Die letzten Kilometer vor Zwettl mussten wir wieder auf die Hauptstraße zurück, die uns trotz kurzer Reifenpanne von Michl recht zügig nach Zwettl führte. Die hohe Luftfeuchtigkeit gepaart mit den niedrigen Temperaturen setzte uns allen schon ein wenig zu. Eine ausgedehnte Mittagspause am Hauptplatz von Zwettl brachte uns alle aber wieder in Schwung. Kurz gings dann noch einmal auf der Bundesstraße dahin, bis wir schließlich abbiegen konnten und nun in Richtung Kremstal radelten. Auf der Karte war ich auf eine vielversprechende Nebenstraße gestoßen, die offenbar der Krems bis nach Krems folgt. Leider holte uns schon früh die Dämmerung ein, sodass wir die Umgebung nur noch bedingt wahrnehmen konnten. In engen Serpentinen führte die Straße hinab zum Flusstal der Krems. Man kam sich kurzzeitig vor, als ob man auf einer hochalpinen Passstraße unterwegs wäre. Verkehr war praktisch keiner mehr vorhanden und so konnten wir ungestört nebeneinander ins Tal brausen. Seit Zwettl begleitete uns nun schon penetranter Nieselregen, doch wir versuchten diese Tatsache einfach zu ignorieren. Krems rückte immer näher und Michl bekam zum Schluss hin noch einen unerwarteten Energieschub, sodass er uns drei wie eine Zugmaschine mit sich schleppte. In enger Formation gings neben der Krems entlang, die Ruine Senftenberg und das Schloss Rehberg tauchten mystisch aus dem dichten Nebel auf und die Straße fiel noch weiter ab.
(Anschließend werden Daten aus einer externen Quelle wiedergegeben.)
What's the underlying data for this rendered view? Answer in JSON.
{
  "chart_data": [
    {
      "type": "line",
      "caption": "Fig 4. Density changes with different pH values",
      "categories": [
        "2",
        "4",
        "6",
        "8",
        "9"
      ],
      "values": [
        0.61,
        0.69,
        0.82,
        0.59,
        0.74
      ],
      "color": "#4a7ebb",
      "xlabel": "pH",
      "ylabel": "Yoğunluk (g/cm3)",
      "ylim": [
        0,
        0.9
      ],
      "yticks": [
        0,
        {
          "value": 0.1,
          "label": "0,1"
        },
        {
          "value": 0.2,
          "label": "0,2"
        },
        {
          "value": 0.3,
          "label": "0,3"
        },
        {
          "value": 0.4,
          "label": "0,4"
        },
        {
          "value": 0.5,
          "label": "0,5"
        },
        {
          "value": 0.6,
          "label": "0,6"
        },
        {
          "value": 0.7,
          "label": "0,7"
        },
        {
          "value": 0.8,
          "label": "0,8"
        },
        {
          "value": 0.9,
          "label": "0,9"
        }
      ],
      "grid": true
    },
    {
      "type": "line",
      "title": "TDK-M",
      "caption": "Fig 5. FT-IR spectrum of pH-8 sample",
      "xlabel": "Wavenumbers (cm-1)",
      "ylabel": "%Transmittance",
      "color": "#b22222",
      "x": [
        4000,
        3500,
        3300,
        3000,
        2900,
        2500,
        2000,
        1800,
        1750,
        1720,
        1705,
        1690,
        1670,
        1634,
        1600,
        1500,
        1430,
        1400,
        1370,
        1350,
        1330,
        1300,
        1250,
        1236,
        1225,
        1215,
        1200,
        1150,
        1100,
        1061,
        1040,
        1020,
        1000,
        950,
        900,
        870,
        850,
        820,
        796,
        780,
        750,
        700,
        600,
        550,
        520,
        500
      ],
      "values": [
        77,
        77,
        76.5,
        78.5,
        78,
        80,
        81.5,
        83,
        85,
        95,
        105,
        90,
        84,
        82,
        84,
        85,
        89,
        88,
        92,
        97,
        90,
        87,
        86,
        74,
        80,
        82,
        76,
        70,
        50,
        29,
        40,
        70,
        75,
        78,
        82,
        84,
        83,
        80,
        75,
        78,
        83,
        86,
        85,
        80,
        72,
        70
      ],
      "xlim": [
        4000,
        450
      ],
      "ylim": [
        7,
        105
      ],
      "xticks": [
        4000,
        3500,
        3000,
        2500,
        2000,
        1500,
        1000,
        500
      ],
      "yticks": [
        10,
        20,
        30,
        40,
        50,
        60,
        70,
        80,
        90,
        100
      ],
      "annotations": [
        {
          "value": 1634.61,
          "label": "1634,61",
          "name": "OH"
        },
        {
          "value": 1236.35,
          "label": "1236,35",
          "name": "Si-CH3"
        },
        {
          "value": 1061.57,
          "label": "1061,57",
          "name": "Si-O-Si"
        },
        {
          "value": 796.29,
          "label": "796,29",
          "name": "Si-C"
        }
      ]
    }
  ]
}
Weit früher als geplant erreichten wir schließlich Krems, ließen aber den Altstadtkern rechts liegen und radelten gleich in Richtung Rohrendorf weiter, um dort unser Hotel zu beziehen. Nach einer kurzen Dusche gings erst mal zum nächstgelegenen Lokal, bevor wir abschließend Tysen in die Geheimnisse der Heurigenkultur einweihen konnten. Unsere Vierergruppe hatte sich trotz der unterschiedlichen Fahrerniveaus als recht harmonisch herausgestellt und wir alle hatten die zurückliegenden Kilometer in vollen Zügen genossen. Auf den finalen Kilometern bis nach Wien werden jetzt wohl keine derart abwechslungsreichen Strecken mehr zu finden sein, aber dafür erwartet mich in Wien ja etwas ganz anderes.
Im Moment ist es für mich noch schwer vorstellbar, wie es sich anfühlen wird, nach zehn Monaten wieder vor der eigenen Haustüre zu stehen. Im Moment genieße ich es sehr, von einer persönlichen Eskorte begleitet zu werden. Morgen wird sich unsere Gruppe noch ein wenig vergrößern, bevor wir am frühen Nachmittag in Wien einrollen werden. Nach 310 Tagen unterwegs stehe ich nun also unmittelbar vor dem “Zieleinlauf”. Die Vorfreude aufs Zurückkommen ist riesengroß, auch wenn ich keine Vorstellung davon habe, was mich im Anschluss daran erwarten wird.